Nonetheless, in light of the mother’s judicial surrender, the Court merely reverses the order insofar as appealed from, dismisses the petition and motion as academic, and affords no relief.
Moreover, Social Services Law is a protective statute designed to assure that out-of-state foster placements are made to appropriate resources. The curious circumstances surrounding the procurement of the mother’s consent to the child’s initial travel to Florida, coupled with the Florida authorities’ subsequent failure to approve the ICPC application, distinguish this matter from cases that have overlooked technical violations of Social Services Law as in the best interests of children.
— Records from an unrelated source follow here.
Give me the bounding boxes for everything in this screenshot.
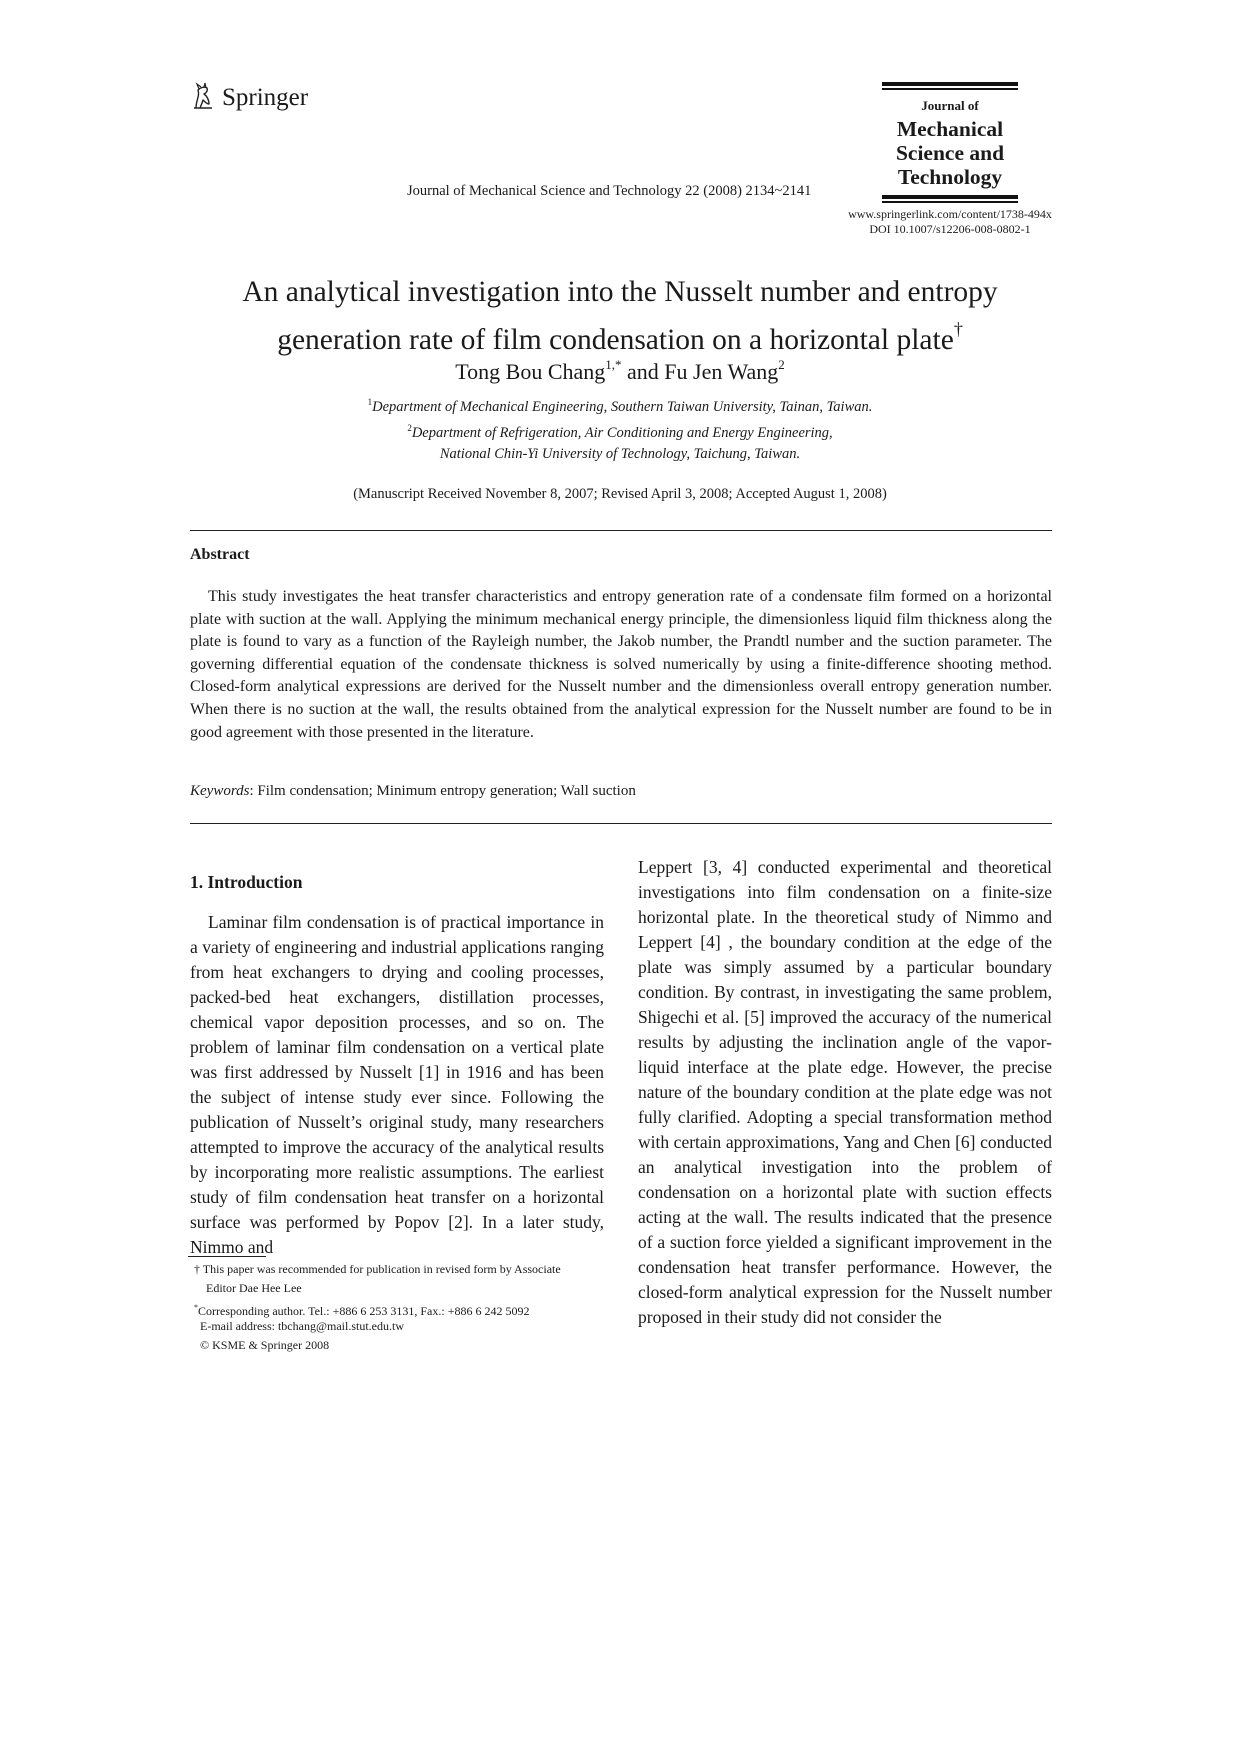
article-links [800,207,1100,237]
title-line2: generation rate of film condensation on a horizontal plate† [277,319,963,356]
paper-title [200,274,1040,359]
abstract-top-rule [190,530,1052,531]
author-2: Fu Jen Wang [664,359,779,384]
journal-box-top-rule [882,82,1018,86]
doi[interactable]: DOI 10.1007/s12206-008-0802-1 [869,222,1031,236]
affiliation-2: $^2$Department of Refrigeration, Air Conditioning and Energy Engineering, [407,423,833,441]
section-heading-introduction: 1. Introduction [190,872,303,892]
author-list [200,357,1040,385]
footnote-recommendation-cont: Editor Dae Hee Lee [206,1281,302,1295]
author-2-sup: 2 [778,357,785,372]
abstract-heading: Abstract [190,546,250,563]
footnote-recommendation: † This paper was recommended for publication in revised form by Associate [194,1262,561,1276]
abstract-bottom-rule [190,823,1052,824]
title-line1: An analytical investigation into the Nusselt number and entropy [242,276,998,308]
journal-box-top-rule-thin [882,88,1018,90]
keywords-label: Keywords [190,783,250,799]
springer-horse-icon [190,82,216,112]
journal-box-line1: Mechanical [896,117,1004,141]
journal-box-line2: Science and [895,141,1005,165]
journal-title-box [882,82,1018,203]
footnote-email[interactable]: E-mail address: tbchang@mail.stut.edu.tw [200,1319,405,1333]
journal-url[interactable]: www.springerlink.com/content/1738-494x [848,207,1052,221]
footnote-rule [188,1256,266,1257]
journal-box-bottom-rule [882,195,1018,199]
manuscript-dates: (Manuscript Received November 8, 2007; Revised April 3, 2008; Accepted August 1, 2008) [353,486,887,502]
journal-box-line3: Technology [897,165,1003,189]
publisher-logo [190,82,308,112]
author-1: Tong Bou Chang [455,359,606,384]
abstract-text: This study investigates the heat transfer characteristics and entropy generation rate of a condensate film formed on a horizontal plate with suction at the wall. Applying the minimum mechanical energy principle, the dimensionless liquid film thickness along the plate is found to vary as a function of the Rayleigh number, the Jakob number, the Prandtl number and the suction parameter. The governing differential equation of the condensate thickness is solved numerically by using a finite-difference shooting method. Closed-form analytical expressions are derived for the Nusselt number and the dimensionless overall entropy generation number. When there is no suction at the wall, the results obtained from the analytical expression for the Nusselt number are found to be in good agreement with those presented in the literature. [190,588,1052,741]
keywords [190,783,636,800]
affiliation-1: $^1$Department of Mechanical Engineering, Southern Taiwan University, Tainan, Taiwan. [367,397,873,415]
journal-box-bottom-rule-thin [882,201,1018,203]
body-column-right: Leppert [3, 4] conducted experimental and theoretical investigations into film condensation on a finite-size horizontal plate. In the theoretical study of Nimmo and Leppert [4] , the boundary condition at the edge of the plate was simply assumed by a particular boundary condition. By contrast, in investigating the same problem, Shigechi et al. [5] improved the accuracy of the numerical results by adjusting the inclination angle of the vapor-liquid interface at the plate edge. However, the precise nature of the boundary condition at the plate edge was not fully clarified. Adopting a special transformation method with certain approximations, Yang and Chen [6] conducted an analytical investigation into the problem of condensation on a horizontal plate with suction effects acting at the wall. The results indicated that the presence of a suction force yielded a significant improvement in the condensation heat transfer performance. However, the closed-form analytical expression for the Nusselt number proposed in their study did not consider the [638,857,1052,1327]
author-joiner: and [621,359,665,384]
affiliations [200,392,1040,465]
footnote-corresponding: *Corresponding author. Tel.: +886 6 253 3131, Fax.: +886 6 242 5092 [194,1303,530,1318]
publisher-name: Springer [222,83,309,111]
keywords-list: : Film condensation; Minimum entropy generation; Wall suction [249,783,636,799]
journal-box-prefix: Journal of [921,98,979,113]
title-dagger: † [953,319,963,339]
affiliation-2-cont: National Chin-Yi University of Technology, Taichung, Taiwan. [439,446,801,462]
journal-box-name [882,117,1018,189]
author-1-sup: 1,* [605,357,622,372]
journal-reference: Journal of Mechanical Science and Technology 22 (2008) 2134~2141 [407,183,812,199]
footnote-copyright: © KSME & Springer 2008 [200,1338,330,1352]
body-column-left: Laminar film condensation is of practical importance in a variety of engineering and industrial applications ranging from heat exchangers to drying and cooling processes, packed-bed heat exchangers, distillation processes, chemical vapor deposition processes, and so on. The problem of laminar film condensation on a vertical plate was first addressed by Nusselt [1] in 1916 and has been the subject of intense study ever since. Following the publication of Nusselt’s original study, many researchers attempted to improve the accuracy of the analytical results by incorporating more realistic assumptions. The earliest study of film condensation heat transfer on a horizontal surface was performed by Popov [2]. In a later study, Nimmo and [190,912,604,1257]
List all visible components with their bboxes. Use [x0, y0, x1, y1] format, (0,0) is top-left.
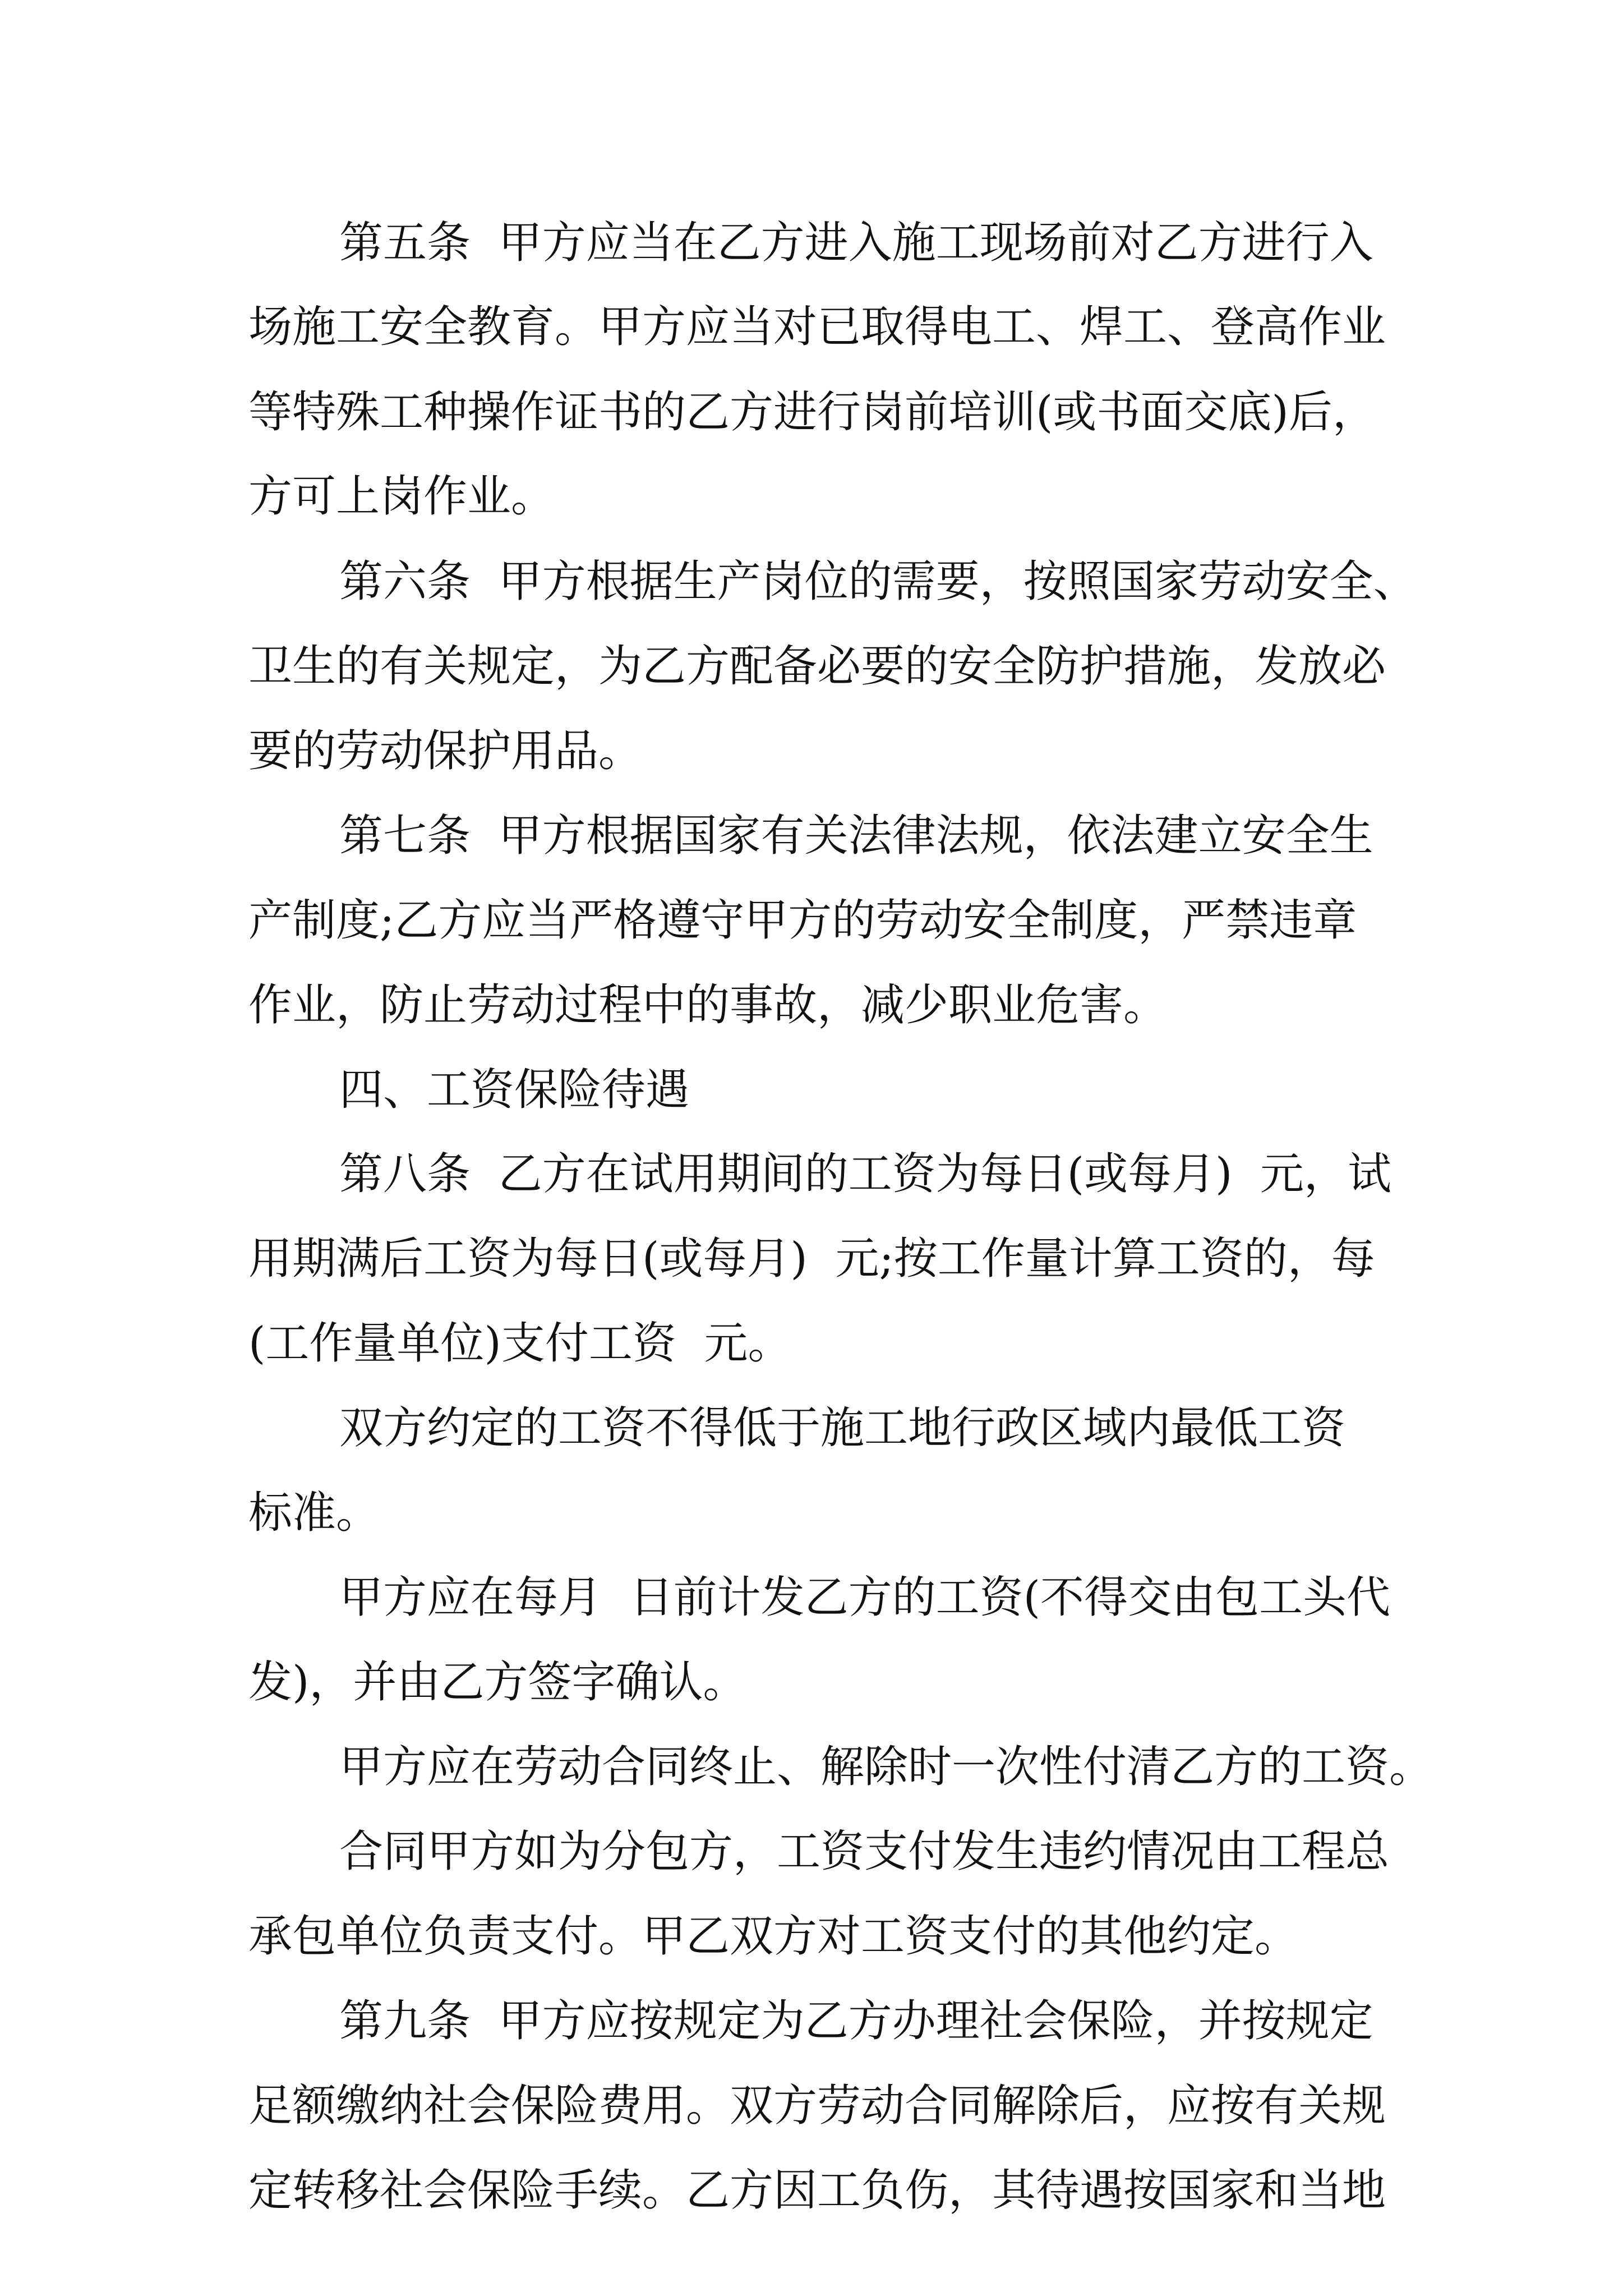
- text-line: 卫生的有关规定，为乙方配备必要的安全防护措施，发放必: [248, 641, 1386, 692]
- text-line: 甲方应在劳动合同终止、解除时一次性付清乙方的工资。: [339, 1742, 1433, 1792]
- text-line: 合同甲方如为分包方，工资支付发生违约情况由工程总: [339, 1826, 1390, 1877]
- text-line: 定转移社会保险手续。乙方因工负伤，其待遇按国家和当地: [248, 2165, 1386, 2216]
- text-line: 第六条 甲方根据生产岗位的需要，按照国家劳动安全、: [339, 556, 1417, 607]
- text-line: 双方约定的工资不得低于施工地行政区域内最低工资: [339, 1403, 1346, 1453]
- text-line: 作业，防止劳动过程中的事故，减少职业危害。: [248, 980, 1168, 1030]
- text-line: 产制度;乙方应当严格遵守甲方的劳动安全制度，严禁违章: [248, 895, 1357, 946]
- text-line: 甲方应在每月 日前计发乙方的工资(不得交由包工头代: [339, 1572, 1391, 1623]
- section-heading: 四、工资保险待遇: [339, 1065, 690, 1115]
- text-line: 要的劳动保护用品。: [248, 726, 643, 776]
- text-line: (工作量单位)支付工资 元。: [248, 1318, 792, 1369]
- text-line: 承包单位负责支付。甲乙双方对工资支付的其他约定。: [248, 1911, 1299, 1962]
- text-line: 足额缴纳社会保险费用。双方劳动合同解除后，应按有关规: [248, 2081, 1386, 2131]
- text-line: 标准。: [248, 1488, 380, 1538]
- text-line: 发)，并由乙方签字确认。: [248, 1657, 747, 1708]
- text-line: 方可上岗作业。: [248, 471, 555, 522]
- text-line: 等特殊工种操作证书的乙方进行岗前培训(或书面交底)后，: [248, 387, 1376, 438]
- text-line: 第八条 乙方在试用期间的工资为每日(或每月) 元，试: [339, 1149, 1392, 1199]
- text-line: 第七条 甲方根据国家有关法律法规，依法建立安全生: [339, 811, 1373, 861]
- text-line: 场施工安全教育。甲方应当对已取得电工、焊工、登高作业: [248, 302, 1386, 352]
- text-line: 用期满后工资为每日(或每月) 元;按工作量计算工资的，每: [248, 1234, 1375, 1284]
- text-line: 第九条 甲方应按规定为乙方办理社会保险，并按规定: [339, 1996, 1373, 2046]
- text-line: 第五条 甲方应当在乙方进入施工现场前对乙方进行入: [339, 218, 1373, 268]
Well-intentioned efforts of law guardians, placement agencies, and courts to match children with suitable foster care, particularly for children whose placements are rendered more difficult by virtue of special needs, must nevertheless comply with the procedural mandates of Social Services Law to fully protect the best interests of foster children departing the state.
In sum, the order is reversed insofar as appealed from, on the law, without costs or disbursements; the petition and motion are dismissed as academic.